Yavuz Selim Trabzon sancak Beyi iken, Şah İsmail’in 1500 yılında Erzincan’da Anadolu Kızılbaşlarıyla buluşması şehzade Selim’i öfkelendirmiştir. Hâlbuki Kızılbaşların Şah İsmail’le buluştuğu Erzincan Akkoyunlu toprağıydı. Şah İsmail Erzincan’da etrafına topladığı Kızılbaşlarla Akkoyunlular üzerine yürümüş Akkoyunlu devletini yıkarak Tebriz’de Safevi devletini kurmuştur. Osmanlı’da gelecek göremeyen zaten birçoğu Erdebil Ocağına bağlanan Anadolu Kızılbaşları malını mülkünü Anadolu’da bırakarak Şah İsmail’e Safevi Devleti topraklarına (İran) akmıştır. Safevi devleti İran, Irak, Horasan, Azerbaycan, Gürcistan’ı Anadolu’dan giden Kızılbaşlarla iki yüz otuz altı yıl yönetmiştir. 

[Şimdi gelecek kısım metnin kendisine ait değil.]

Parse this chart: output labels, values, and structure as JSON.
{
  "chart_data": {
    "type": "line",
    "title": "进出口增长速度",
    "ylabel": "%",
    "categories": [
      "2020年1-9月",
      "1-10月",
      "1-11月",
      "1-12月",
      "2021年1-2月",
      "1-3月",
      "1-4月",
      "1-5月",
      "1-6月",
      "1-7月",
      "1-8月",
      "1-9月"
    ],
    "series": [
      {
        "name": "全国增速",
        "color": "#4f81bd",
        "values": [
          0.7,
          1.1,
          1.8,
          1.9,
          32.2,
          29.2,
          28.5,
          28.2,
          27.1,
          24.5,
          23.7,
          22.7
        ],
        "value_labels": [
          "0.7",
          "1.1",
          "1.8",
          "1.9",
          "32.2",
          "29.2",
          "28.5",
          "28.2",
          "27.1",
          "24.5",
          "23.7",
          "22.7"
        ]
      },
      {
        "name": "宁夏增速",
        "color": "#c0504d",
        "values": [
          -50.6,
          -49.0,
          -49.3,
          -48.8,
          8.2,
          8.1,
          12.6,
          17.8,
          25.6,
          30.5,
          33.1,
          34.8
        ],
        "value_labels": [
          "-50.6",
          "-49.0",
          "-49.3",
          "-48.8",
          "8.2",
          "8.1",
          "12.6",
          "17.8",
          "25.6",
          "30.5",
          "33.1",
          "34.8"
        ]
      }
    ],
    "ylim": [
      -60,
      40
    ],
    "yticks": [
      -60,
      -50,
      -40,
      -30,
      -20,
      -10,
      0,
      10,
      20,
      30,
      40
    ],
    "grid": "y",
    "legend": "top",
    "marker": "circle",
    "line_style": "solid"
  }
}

Şah İsmail Safevi Devleti’ni 1501’de ilan ettikten sonra eski Akkoyunlu topraklarının yanında, Doğu ve Güney Doğu’da yer alan Kürdistan topraklarını da hükmü altına almıştı (1507). Bunun üzerine 11 Kürt emiri inancından dolayı pek sıcak bakmasalar da Şah İsmail’e bağlılıklarını bildirmek üzere şahın bulunduğu Hoy şehrine gitmişler ama Şah İsmail bu beylerin sekizini hapse attırmıştı. Bu durumu iyi değerlendiren Yavuz Selim, Akkoyunlu sarayına hizmet etmiş bölgeyi ve Kürt aşiretlerini iyi tanıyan kendisi de Şafi ve Sünni olan İdris-i Bitlis-i’yi Safevilerle Osmanlı arasında seçim yapmakta zorlanan Kürt aşiretlerini Osmanlı’ya katılmaya ikna etmesi için görevlendirmiştir. İdris-i Bitlis-i’nin telkinleriyle Kürdistan coğrafyasının önemli bir bölümüne hâkim olan 28 Kürt beyinden 24’dü değişik imtiyazlar karşılığında Osmanlı devletine bağlı kalmaya söz almıştır. 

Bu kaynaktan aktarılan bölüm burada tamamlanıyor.